Que se saiba, a lei exige que se informe o município onde se realiza a
manifestação, 48 horas antes, sobre o seu percurso e sobre os responsáveis pela
sua organização. Se for um sindicato, um partido ou uma associação, não é
necessário outro conjunto de dados, sendo fácil responsabilizar essas
instituições pelo decorrer da mesma.
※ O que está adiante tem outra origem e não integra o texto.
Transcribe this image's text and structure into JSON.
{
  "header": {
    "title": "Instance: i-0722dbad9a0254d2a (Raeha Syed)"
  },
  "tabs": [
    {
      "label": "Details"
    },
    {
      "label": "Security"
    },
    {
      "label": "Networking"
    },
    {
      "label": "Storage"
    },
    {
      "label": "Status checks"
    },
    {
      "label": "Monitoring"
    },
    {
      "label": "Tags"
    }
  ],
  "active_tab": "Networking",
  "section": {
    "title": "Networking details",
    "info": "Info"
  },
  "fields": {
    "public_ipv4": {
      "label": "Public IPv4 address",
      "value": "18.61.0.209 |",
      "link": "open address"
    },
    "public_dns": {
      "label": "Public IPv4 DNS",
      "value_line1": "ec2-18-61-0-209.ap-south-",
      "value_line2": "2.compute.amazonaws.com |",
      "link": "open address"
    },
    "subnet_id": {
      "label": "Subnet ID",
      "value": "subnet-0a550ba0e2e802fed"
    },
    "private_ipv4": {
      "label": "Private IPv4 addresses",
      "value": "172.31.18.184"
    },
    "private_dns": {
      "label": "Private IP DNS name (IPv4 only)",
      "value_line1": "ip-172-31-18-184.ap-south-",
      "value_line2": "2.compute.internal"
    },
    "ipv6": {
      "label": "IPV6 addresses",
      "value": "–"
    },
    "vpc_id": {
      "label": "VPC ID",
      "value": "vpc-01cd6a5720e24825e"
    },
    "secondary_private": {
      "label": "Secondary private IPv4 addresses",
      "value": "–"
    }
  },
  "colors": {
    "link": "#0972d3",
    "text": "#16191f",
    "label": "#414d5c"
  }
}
Contudo, se a manifestação for convocada sem
cobertura de instituições legais, a informação deve conter o nome de três
organizadores, com as respectivas moradas e profissões, para se saber quem
responsabilizar e para as autoridades poderem organizar os fluxos de trânsito e
a segurança das mesmas.
Até aqui nada de mal.
O problema está no hábito de se avisarem as entidades, alvo da
manifestação, o que também se pode justificar, mas essa informação nunca pode
incluir os nomes dos organizadores, principalmente se estivermos perante
regimes autoritários, que não respeitam os Direitos Humanos e, até, perseguem,
raptam e assassinam os seus opositores fora do seu território nacional, que é o
que acontece com a Rússia, mas também com regimes “amigos” como Israel e até já
aconteceu com os Estados Unidos, a França e a Grã-Bretanha, sob o mesmo
pretexto de Putin de “combater o terrorismo”, sem esquecer a perseguição
política da nossa vizinha Espanha em relação aos nacionalistas catalães.
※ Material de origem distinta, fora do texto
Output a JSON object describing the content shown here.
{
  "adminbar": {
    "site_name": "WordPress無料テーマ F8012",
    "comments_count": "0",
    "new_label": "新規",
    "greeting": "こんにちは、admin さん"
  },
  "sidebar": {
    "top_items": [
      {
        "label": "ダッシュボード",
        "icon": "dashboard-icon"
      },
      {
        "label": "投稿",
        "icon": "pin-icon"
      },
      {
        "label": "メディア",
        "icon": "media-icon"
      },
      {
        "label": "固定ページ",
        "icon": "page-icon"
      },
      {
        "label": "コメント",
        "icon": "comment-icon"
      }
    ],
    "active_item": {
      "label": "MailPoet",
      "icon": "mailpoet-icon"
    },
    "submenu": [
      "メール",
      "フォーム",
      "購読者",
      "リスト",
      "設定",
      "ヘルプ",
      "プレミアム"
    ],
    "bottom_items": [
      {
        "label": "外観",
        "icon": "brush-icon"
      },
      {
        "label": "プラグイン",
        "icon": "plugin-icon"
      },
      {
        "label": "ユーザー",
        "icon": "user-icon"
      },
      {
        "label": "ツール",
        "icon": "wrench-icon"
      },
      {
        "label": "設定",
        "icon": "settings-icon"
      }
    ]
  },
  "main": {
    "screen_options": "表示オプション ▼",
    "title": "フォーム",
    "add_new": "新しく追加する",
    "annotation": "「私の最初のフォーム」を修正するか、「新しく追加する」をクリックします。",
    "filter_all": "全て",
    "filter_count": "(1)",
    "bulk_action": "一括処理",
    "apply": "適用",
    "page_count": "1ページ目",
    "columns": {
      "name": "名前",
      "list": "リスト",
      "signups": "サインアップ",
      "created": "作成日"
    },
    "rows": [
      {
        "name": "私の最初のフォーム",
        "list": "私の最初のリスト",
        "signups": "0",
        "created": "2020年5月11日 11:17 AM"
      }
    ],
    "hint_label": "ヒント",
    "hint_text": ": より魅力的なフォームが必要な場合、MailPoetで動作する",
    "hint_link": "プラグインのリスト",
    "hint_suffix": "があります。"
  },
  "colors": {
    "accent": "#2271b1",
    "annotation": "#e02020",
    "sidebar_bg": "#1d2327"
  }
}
O que é estranho, em tudo isto, é o momento escolhido para denunciar
essa situação.
Debitemos, então, algumas das estranhezas que este assunto nos
desperta:
- se o caso se reporta a Janeiro último, foi conhecido pela Câmara de
Lisboa em Abril, reconhecendo esta o “erro” e procedendo a mudanças de
orientação quanto à forma de agir, a partir dessa data, e sendo o tema, segundo
as palavras de um dos manifestantes visados, do conhecimento da comunicação
social desde essas datas, porque é que só agora, no início de uma campanha
autárquica, é que essa mesma comunicação social denuncia a situação?;
- se, já anteriormente, havia queixas desse procedimento, desta vez por
parte de manifestantes em favor da causa palestinianas, e da forma como Israel
e os seus assassinos da Mossad foram avisados, porque é que a mesma comunicação
social e os mesmos políticos, que agora denunciam o caso dos manifestantes
russos, não o fizeram, anteriormente, numa situação idêntica?
- por último, percebendo que os manifestantes denunciados às
embaixadas, por “erro burocrático” ou excesso de zelo, se sintam preocupados
com as suas vidas e as dos seus familiares, não percebo porque não se coibiram de dar a cara
na comunicação social, como se os serviços secretos russos precisassem dos
dados do mail da Câmara para conhecerem e identificarem os manifestantes ou
como se a embaixada não visse a televisão portuguesa?
É urgente averiguar quais foram os casos em que aquele procedimento burocrático colocou em perigo a vida de pessoas perseguidas, condenar os responsáveis, se se justificar, bem como alterar a lei de forma a proteger os cidadãos da violação de Direitos Humanos, sem desvirtuar o direito de manifestação.